At the beginning of 2021, Northamptonshire Police began to receive reports of anti-social behaviour from the occupants of a house in Blisworth regarding their neighbour - Adrian Paul Stairs, now of Wellingborough. It became apparent that this had been going on for some time and that others within the community had also been affected.
During his campaign of behaviour, Stairs used a chainsaw to cut down several mature shrubs in his neighbour’s garden which had been planted near to the disputed boundary line. Some of these shrubs had been established for more than 20 years and had been given as gifts from family members who have since passed away. As such, there was a strong sentimental value lost.
Stairs also assaulted his neighbours by threatening them with a brick during a dispute in the garden, causing the victims to fear imminent harm. Thankfully he did not actually throw it.
An investigation was launched by the local Neighbourhood Policing Team supported by the Anti-Social Behaviour Sergeant – Wyn Hughes, and over time, the team collected enough evidence to charge Stairs with criminal damage and assault with the case being put before Northampton Magistrates’ Court on November 28.
The victims read out their own victim impact statements in court which covered the years of anxiety, fear and despair they and their son had suffered due to Stairs’ persistent behaviour. They also explained in their statements that this had been going on for several years and that others, including pensioners in their 80s, had been badly affected by him.
As a result, Stairs was handed a six-week prison sentence, suspended for 18 months, and crucially – handed a restraining order which prevents him from entering Blisworth for 15 years and from contacting the victims in any way.
Stairs absconded from court prior to sentencing and was further arrested and appeared again on December 2, where he was handed an extra two weeks' imprisonment to run concurrently, which was again suspended, along with an additional 60 day rehabilitation order for absconding from court.
Sergeant Wyn Hughes said: “When the victims in this case were informed of the result and the restraining order, it was like a weight was lifted off their shoulders. This is something they have struggled with for so long and therefore I am so pleased for them.

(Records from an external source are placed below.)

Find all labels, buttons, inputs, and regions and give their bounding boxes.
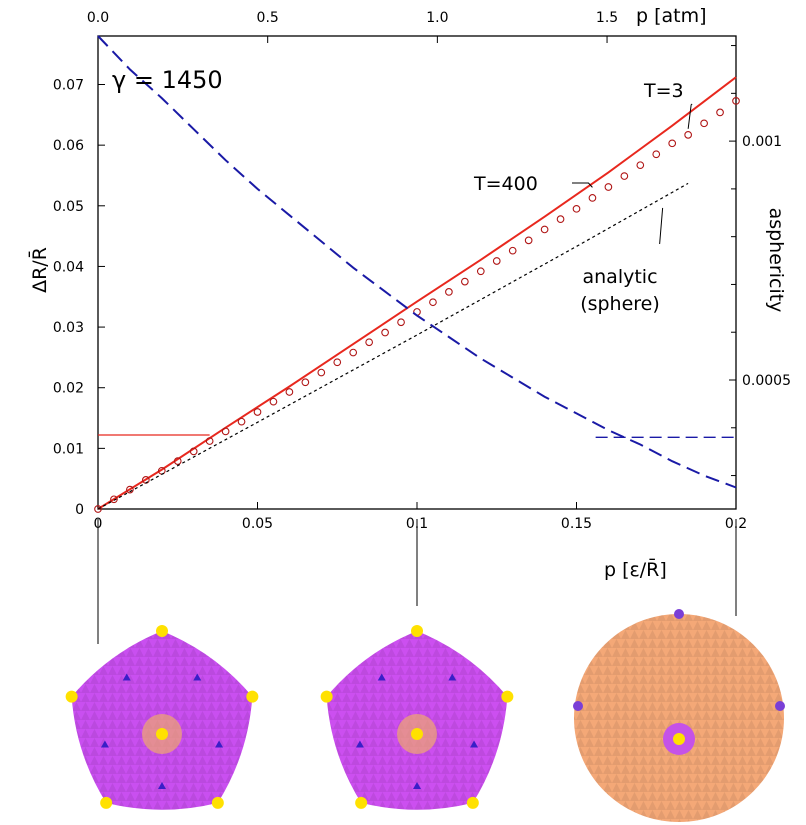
series-t3-point	[588, 194, 597, 202]
series-analytic-line	[97, 182, 689, 510]
series-t3-point	[397, 318, 405, 327]
series-t3-point	[189, 447, 198, 456]
y-left-tick-label: 0.03	[53, 320, 84, 336]
analytic-label: analytic	[582, 266, 657, 288]
y-right-tick-label: 0.0005	[742, 373, 791, 389]
shape-mid-pressure-vertex-spot	[501, 690, 514, 703]
shape-low-pressure-blue-defect	[100, 740, 109, 748]
series-t3-point	[269, 397, 278, 406]
shape-low-pressure-blue-defect	[193, 673, 202, 681]
t400-label: T=400	[473, 173, 538, 195]
series-t3-point	[349, 348, 358, 357]
shape-mid-pressure-vertex-spot	[411, 625, 423, 637]
shape-low-pressure-center-spot	[156, 728, 168, 740]
shape-mid-pressure-blue-defect	[377, 673, 386, 681]
y-left-tick-label: 0.04	[53, 259, 84, 275]
shape-low-pressure-vertex-spot	[246, 690, 259, 703]
shape-low-pressure-vertex-spot	[100, 796, 113, 809]
series-t3-point	[237, 417, 246, 426]
y-left-tick-label: 0	[75, 502, 84, 518]
series-t3-point	[508, 246, 517, 255]
t3-label: T=3	[643, 80, 684, 102]
series-t3-point	[572, 204, 581, 213]
shape-mid-pressure-blue-defect	[413, 782, 421, 789]
series-t3-point	[94, 505, 102, 513]
shape-high-pressure-edge-defect	[775, 701, 785, 711]
series-t3-point	[333, 358, 342, 367]
shape-mid-pressure-blue-defect	[470, 740, 479, 748]
series-t3-point	[556, 215, 565, 223]
shape-high-pressure-defect-core	[673, 733, 685, 745]
series-t3-point	[445, 288, 453, 296]
shape-mid-pressure-center-spot	[411, 728, 423, 740]
shape-low-pressure-vertex-spot	[211, 796, 224, 809]
y-left-tick-label: 0.06	[53, 138, 84, 154]
shape-mid-pressure-vertex-spot	[355, 796, 368, 809]
x-bottom-axis-label: p [ε/R̄]	[604, 557, 667, 581]
series-t3-point	[317, 368, 326, 377]
series-t3-point	[684, 130, 693, 139]
x-top-axis-label: p [atm]	[636, 5, 707, 27]
series-t3-point	[700, 119, 708, 128]
y-left-tick-label: 0.02	[53, 381, 84, 397]
shape-high-pressure-texture	[574, 614, 784, 822]
series-t3-point	[173, 457, 182, 465]
shape-low-pressure-vertex-spot	[156, 625, 168, 637]
t3-leader-line	[687, 103, 693, 129]
series-t3-point	[253, 408, 262, 416]
series-t3-point	[110, 495, 118, 504]
series-t3-point	[732, 97, 740, 105]
series-t3-point	[524, 236, 533, 245]
analytic-leader-line	[659, 207, 664, 245]
shape-high-pressure-edge-defect	[674, 609, 684, 619]
x-top-tick-label: 0.5	[257, 10, 279, 26]
series-t3-point	[716, 108, 724, 117]
series-t3-point	[301, 378, 310, 387]
series-t3-point	[461, 277, 469, 286]
x-top-tick-label: 1.5	[596, 10, 618, 26]
shape-mid-pressure-vertex-spot	[320, 690, 333, 703]
series-t3-point	[492, 257, 501, 265]
y-right-axis-label: asphericity	[765, 208, 787, 313]
shape-low-pressure-blue-defect	[215, 740, 224, 748]
series-t3-point	[126, 485, 134, 494]
series-t3-point	[429, 298, 437, 307]
series-t3-point	[221, 427, 230, 436]
shape-low-pressure-blue-defect	[158, 782, 166, 789]
y-left-tick-label: 0.07	[53, 78, 84, 94]
shape-mid-pressure-blue-defect	[448, 673, 457, 681]
series-t3-point	[205, 437, 214, 445]
x-bottom-tick-label: 0.15	[561, 516, 592, 532]
series-t3-point	[285, 388, 294, 396]
series-asphericity-line	[97, 35, 737, 489]
series-t3-point	[620, 172, 629, 180]
analytic-sphere-label: (sphere)	[580, 293, 660, 315]
shape-mid-pressure-vertex-spot	[466, 796, 479, 809]
x-bottom-tick-label: 0.05	[242, 516, 273, 532]
series-t3-point	[365, 338, 374, 347]
series-t3-point	[636, 161, 645, 170]
gamma-label: γ = 1450	[112, 66, 223, 94]
t400-leader-line	[572, 182, 593, 188]
x-top-tick-label: 0.0	[87, 10, 109, 26]
shape-mid-pressure-blue-defect	[355, 740, 364, 748]
y-left-tick-label: 0.05	[53, 199, 84, 215]
y-right-tick-label: 0.001	[742, 134, 782, 150]
x-top-tick-label: 1.0	[426, 10, 448, 26]
series-t400-line	[97, 76, 737, 510]
series-t3-point	[668, 139, 677, 148]
shape-low-pressure-vertex-spot	[65, 690, 78, 703]
series-t3-point	[476, 267, 485, 276]
y-left-tick-label: 0.01	[53, 441, 84, 457]
y-left-axis-label: ΔR/R̄	[27, 247, 51, 293]
series-t3-point	[540, 225, 549, 234]
series-t3-point	[604, 183, 613, 191]
shape-high-pressure-edge-defect	[573, 701, 583, 711]
series-t3-point	[652, 150, 661, 159]
series-t3-point	[381, 328, 389, 337]
shape-low-pressure-blue-defect	[122, 673, 131, 681]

“However, there are no real winners in this type of case as the impact upon the victims has been significant and prolonged.
“I hope this case shows our ability to use both criminal and anti-social behaviour legislation in a positive way to protect our residents and keep our communities safer.”
Northamptonshire Police would encourage those involved in any neighbourhood dispute to try and resolve these amicably first and foremost.
The Citizens Advice Bureau can offer guidance to assist with this, including further advice where issues can’t be resolved such as seeking professional mediation.
Where mediation is unsuccessful or not possible then seeking the advice of a solicitor should be considered.
The police cannot get involved in civil disputes such as an argument involving the boundaries between properties.
Regrettably however, there are occasions where this type of dispute spills over into other behaviours including anti-social behaviour and criminal offences, and this should be reported to us immediately.